We already have a keepalive message: UPDATE.

> > Well, I'm going to blame some other author on the 2^32 :-) but
> > seriously this is allowed to be much larger than the IP MTU. The
> > transport will need to deal with fragmenting and sending this. Clearly
> > TCP already does this and in the case of UDP, reload provides
> > fragmentation. There is not too much on that yet as it's fairly well
> > understood how to do it and we just need to go add text and work with
> > the transport folks on getting it right.
> 
> Basically, I don't like the fragmentation/reassembly idea. Because I think
> it will introduce some security threats. For instance, a malicious peer may
> send most of the fragments and does not send the rest on purpose, so that
> the reassembly will not succeed in the destination peer. Then DoS attack
> happens and will make the overlay unstable. 
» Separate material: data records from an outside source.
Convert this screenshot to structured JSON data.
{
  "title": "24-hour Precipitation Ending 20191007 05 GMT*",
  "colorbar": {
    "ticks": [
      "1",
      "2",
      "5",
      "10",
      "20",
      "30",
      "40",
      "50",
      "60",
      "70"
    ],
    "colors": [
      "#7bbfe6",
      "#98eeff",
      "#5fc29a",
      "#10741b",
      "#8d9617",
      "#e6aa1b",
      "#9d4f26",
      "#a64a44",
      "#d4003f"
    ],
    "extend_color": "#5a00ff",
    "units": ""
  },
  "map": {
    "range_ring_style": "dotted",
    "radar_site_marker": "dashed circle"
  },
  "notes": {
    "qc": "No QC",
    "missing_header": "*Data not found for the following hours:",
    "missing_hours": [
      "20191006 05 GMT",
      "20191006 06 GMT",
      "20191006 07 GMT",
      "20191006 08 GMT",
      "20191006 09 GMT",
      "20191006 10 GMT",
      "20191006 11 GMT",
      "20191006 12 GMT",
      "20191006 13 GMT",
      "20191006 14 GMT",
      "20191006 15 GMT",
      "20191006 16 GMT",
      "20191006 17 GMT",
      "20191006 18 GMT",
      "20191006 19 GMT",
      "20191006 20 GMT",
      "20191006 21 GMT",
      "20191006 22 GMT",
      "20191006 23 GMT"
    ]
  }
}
This is a consequence of having operations involving amounts of
data larger than can fit in a single MTU. It doesn't matter
where in the protocol that sort of reassembly happens. For
instance, you can do it at the TCP or TLS layer instead.
Moreover, I don't think this is much of a security threat.
There are well-known techniques for avoiding excessive
resource consumption from fragment reassembly.